Nous avons deux décors différents entre le livre de la Genèse et l’évangile. Dans la première lecture, l’homme et la femme sont placés dans un jardin, le jardin d’Eden où tout est abondant. Par contre Jésus passe 40 jours dans le désert où rien ne pousse et où il a du mal à se nourrir, il a faim. Ce qu’il y a en commun, c’est la tentation. Le tentateur est représenté par le serpent dans le jardin d’Eden, donc une créature, et Jésus l’appelle Satan ou le diable, c’est-à-dire le diviseur.
Le jardin, c’est ce qui était offert à l’homme et à la femme à l’origine, une vie paradisiaque. Pourtant, ils ont franchi une limite à leur condition, ils ont voulu être comme des dieux et finalement, ils seront chassés du paradis. Mais Dieu ne va pas couper la relation avec eux, il voudra toujours sauver l’humanité, faire alliance avec elle. Et cette alliance culmine avec Jésus.

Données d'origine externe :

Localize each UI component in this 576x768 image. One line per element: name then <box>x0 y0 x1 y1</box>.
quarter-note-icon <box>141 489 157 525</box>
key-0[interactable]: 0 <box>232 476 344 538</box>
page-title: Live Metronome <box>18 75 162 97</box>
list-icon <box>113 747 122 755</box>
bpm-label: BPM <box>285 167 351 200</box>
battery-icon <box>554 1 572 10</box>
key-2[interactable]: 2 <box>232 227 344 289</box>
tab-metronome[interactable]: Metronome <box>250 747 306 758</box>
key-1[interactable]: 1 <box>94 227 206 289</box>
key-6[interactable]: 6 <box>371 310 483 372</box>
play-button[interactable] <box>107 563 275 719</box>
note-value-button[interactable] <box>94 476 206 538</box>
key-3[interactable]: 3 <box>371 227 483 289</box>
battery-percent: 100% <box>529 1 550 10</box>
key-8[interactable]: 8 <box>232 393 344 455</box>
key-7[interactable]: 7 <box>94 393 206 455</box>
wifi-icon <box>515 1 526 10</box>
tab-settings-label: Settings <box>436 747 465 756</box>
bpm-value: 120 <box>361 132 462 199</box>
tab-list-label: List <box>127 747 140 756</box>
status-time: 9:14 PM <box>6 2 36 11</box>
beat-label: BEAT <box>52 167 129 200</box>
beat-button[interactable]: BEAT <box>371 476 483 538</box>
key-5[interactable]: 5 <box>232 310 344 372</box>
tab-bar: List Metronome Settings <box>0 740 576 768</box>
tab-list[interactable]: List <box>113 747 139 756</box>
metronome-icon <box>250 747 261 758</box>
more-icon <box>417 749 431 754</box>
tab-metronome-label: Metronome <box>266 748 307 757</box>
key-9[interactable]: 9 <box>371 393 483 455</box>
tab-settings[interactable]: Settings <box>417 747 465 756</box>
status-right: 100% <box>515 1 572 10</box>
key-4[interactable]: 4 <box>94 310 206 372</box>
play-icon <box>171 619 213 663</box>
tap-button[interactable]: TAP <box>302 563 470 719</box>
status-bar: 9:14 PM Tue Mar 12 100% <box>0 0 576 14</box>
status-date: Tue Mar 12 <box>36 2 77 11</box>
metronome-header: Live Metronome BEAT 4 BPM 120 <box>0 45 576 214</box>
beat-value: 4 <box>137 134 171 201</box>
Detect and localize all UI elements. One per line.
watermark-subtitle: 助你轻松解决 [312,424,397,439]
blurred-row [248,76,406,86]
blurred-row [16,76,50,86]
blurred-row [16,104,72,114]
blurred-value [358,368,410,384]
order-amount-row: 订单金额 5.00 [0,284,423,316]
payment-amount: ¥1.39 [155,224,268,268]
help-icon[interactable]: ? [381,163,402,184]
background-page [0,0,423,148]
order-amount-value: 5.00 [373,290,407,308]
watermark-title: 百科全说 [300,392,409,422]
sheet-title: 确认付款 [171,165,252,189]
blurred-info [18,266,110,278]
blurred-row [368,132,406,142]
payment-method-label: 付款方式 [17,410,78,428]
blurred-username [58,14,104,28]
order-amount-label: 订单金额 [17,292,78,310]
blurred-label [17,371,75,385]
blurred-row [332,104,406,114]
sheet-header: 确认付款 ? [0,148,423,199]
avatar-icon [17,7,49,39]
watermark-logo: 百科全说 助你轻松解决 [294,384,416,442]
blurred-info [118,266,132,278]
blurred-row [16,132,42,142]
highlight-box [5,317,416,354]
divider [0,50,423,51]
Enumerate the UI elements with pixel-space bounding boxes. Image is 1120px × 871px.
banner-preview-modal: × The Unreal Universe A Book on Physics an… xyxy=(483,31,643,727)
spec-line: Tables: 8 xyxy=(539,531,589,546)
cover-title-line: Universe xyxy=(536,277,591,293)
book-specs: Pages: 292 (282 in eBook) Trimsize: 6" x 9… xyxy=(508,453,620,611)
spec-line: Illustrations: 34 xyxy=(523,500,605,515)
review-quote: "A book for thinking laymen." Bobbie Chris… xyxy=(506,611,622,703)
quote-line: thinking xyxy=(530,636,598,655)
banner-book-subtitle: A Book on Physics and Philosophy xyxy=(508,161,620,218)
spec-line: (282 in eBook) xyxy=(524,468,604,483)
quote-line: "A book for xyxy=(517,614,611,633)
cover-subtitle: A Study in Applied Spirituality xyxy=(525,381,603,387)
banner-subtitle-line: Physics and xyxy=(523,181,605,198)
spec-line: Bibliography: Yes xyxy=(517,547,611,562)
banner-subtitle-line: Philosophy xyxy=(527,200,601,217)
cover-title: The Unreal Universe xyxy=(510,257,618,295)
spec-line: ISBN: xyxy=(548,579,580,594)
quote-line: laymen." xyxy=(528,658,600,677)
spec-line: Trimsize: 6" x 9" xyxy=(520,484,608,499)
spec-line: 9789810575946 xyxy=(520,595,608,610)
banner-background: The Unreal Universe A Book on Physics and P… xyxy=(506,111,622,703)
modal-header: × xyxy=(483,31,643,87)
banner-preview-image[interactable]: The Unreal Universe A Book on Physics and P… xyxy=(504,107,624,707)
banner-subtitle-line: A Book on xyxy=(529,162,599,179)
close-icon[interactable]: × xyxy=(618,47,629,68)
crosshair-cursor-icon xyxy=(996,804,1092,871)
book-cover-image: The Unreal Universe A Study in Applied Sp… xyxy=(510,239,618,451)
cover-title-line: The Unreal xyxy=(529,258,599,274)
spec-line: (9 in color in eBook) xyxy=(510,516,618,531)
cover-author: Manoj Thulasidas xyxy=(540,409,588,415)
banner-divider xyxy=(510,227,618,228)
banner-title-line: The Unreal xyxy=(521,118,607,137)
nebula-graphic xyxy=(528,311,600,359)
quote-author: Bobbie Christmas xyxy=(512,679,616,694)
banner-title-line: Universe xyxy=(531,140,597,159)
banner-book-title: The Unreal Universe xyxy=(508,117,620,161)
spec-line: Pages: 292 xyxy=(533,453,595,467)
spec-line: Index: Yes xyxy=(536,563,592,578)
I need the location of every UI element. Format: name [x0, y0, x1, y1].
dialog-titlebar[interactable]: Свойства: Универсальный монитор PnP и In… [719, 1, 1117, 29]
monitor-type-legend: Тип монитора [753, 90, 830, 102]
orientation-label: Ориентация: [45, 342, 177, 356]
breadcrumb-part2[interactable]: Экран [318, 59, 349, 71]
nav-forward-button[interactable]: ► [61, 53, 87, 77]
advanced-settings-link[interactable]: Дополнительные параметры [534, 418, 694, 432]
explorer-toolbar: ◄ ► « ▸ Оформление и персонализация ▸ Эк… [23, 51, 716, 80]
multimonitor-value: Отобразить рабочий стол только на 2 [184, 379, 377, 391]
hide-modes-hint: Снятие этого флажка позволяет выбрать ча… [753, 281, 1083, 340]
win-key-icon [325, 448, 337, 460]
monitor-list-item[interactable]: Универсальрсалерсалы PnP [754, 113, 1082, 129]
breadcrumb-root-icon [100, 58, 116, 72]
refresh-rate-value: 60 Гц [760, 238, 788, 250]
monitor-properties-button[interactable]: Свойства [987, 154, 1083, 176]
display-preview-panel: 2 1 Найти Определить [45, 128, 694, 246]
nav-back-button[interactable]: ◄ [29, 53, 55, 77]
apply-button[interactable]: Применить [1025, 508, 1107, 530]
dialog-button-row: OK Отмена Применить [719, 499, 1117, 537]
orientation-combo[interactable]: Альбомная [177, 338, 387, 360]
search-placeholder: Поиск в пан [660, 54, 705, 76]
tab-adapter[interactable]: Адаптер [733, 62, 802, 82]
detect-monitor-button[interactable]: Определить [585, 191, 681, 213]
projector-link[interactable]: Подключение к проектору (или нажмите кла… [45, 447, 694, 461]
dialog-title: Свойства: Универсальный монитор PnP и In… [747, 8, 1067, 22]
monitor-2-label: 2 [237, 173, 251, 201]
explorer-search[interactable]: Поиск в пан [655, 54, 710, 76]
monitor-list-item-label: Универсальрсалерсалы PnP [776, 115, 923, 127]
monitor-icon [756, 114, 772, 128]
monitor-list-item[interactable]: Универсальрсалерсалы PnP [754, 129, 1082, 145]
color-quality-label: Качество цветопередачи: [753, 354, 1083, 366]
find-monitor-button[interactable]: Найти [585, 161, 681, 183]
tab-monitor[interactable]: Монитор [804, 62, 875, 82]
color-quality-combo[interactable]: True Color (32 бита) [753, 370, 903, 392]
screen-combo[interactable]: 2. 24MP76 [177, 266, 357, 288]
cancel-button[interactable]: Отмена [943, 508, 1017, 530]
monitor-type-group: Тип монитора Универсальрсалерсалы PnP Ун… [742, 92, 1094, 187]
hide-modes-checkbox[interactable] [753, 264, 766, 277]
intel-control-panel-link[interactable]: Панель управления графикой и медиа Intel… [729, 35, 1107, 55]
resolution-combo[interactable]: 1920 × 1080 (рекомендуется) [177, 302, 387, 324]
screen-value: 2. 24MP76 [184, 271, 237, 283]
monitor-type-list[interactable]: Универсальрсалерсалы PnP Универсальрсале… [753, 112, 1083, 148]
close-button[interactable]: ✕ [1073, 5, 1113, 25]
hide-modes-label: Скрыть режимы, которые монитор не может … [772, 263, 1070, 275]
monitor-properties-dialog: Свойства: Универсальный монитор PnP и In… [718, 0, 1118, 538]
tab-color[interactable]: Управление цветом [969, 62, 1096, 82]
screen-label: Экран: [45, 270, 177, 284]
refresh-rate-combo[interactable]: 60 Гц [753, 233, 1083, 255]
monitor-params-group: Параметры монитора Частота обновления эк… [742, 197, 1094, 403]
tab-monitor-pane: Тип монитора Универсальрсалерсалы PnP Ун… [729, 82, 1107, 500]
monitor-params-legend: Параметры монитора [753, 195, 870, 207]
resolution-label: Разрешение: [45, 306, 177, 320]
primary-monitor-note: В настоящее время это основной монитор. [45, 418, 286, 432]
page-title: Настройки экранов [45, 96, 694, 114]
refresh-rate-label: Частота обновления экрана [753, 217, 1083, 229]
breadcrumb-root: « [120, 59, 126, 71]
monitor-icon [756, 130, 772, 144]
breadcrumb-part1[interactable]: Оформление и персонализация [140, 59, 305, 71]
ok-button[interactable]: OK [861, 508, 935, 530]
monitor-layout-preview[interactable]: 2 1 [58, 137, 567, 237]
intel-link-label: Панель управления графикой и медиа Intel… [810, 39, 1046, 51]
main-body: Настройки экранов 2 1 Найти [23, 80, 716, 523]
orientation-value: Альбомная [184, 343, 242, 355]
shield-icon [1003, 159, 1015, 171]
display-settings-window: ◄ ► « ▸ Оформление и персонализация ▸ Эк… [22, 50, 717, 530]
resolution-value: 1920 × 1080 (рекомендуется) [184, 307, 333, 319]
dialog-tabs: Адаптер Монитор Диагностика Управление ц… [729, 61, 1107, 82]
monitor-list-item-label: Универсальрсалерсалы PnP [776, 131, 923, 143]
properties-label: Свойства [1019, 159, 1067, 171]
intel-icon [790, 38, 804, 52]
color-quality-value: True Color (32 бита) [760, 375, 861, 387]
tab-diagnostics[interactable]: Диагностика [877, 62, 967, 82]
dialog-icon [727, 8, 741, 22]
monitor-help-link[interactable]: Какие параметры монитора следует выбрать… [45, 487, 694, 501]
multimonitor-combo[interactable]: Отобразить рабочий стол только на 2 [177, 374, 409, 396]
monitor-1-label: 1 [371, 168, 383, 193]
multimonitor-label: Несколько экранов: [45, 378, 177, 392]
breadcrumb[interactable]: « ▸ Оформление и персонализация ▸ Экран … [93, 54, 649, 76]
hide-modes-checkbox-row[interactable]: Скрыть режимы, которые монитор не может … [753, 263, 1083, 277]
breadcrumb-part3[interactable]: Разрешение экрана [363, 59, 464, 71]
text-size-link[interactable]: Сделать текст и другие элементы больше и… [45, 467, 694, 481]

Jésus est au désert, ce lieu aride où il est tenté de tricher avec sa condition humaine : changer des pierres en pain, il en serait capable, lui le Créateur, mais ce n’est pas respecter l’homme qui fabrique du pain à la sueur de son travail. Cette tentation est-elle celle de la paresse ? Ou du matérialisme car le pain représente le besoin matériel. Mais Jésus a une bonne réponse : « L’homme ne se nourrit pas seulement de pain ». Jésus a faim mais il veut répondre à la faim des hommes, faim d’amour, faim de profondeur, faim de spiritualité. C’est lui le Pain de vie qui nous donne sa vie et qui veut nous rassasier.
Le diable tente ensuite Jésus dans le domaine de la vanité, du paraître : se jeter dans le vide depuis le pinacle du Temple. Pourtant, le Temple n’est pas fait pour se jeter en bas mais pour s’élever au contraire. Il n’est pas là pour permettre un spectacle mais pour pouvoir prier dans le secret. Jésus dira qu’il est lui-même le Temple, non pas pour nous entraîner dans la vanité mais pour nous élever vers son Père, vers la vie éternelle.
Ensuite le diable entraîne Jésus encore plus haut, sur une haute montagne, pour se prosterner devant lui et posséder tous les royaumes de la terre. Jésus aime les montagnes, mais il y va dans d’autres buts : soit pour prier, seul ou avec ses disciples, soit pour enseigner, soit pour envoyer ses disciples l’annoncer jusqu’aux extrémités de la terre lorsqu’il sera ressuscité. Et le royaume qui est le sien n’est pas de ce monde, c’est le Royaume de l’amour. Jésus ne veut rien posséder, il guérit au contraire ceux qui sont possédés. Il ne veut pas dominer mais servir, et c’est cette consigne qu’il donne à ses disciples : être des serviteurs du Royaume, des serviteurs de l’amour.
Les tentations se résument à refuser l’amour. A préférer l’amour-propre, le paraître, la possession plutôt que le partage, le service, la contemplation. Nous avons choisi ces trois verbes pour le Carême : Accueillir, contempler, partager le don de Dieu. Notre terre est comme un jardin que nous abîmons. Même si la terre est abîmée, le Seigneur continue avec nous son alliance d’amour, un amour réparateur, sauveur. Sachons accueillir, contempler ce qui nous est donné dans la Création mais aussi à travers nos frères et sœurs qui nous sont donnés. Et sachons partager notre foi en Jésus-Christ, vainqueur du mal et des tentations.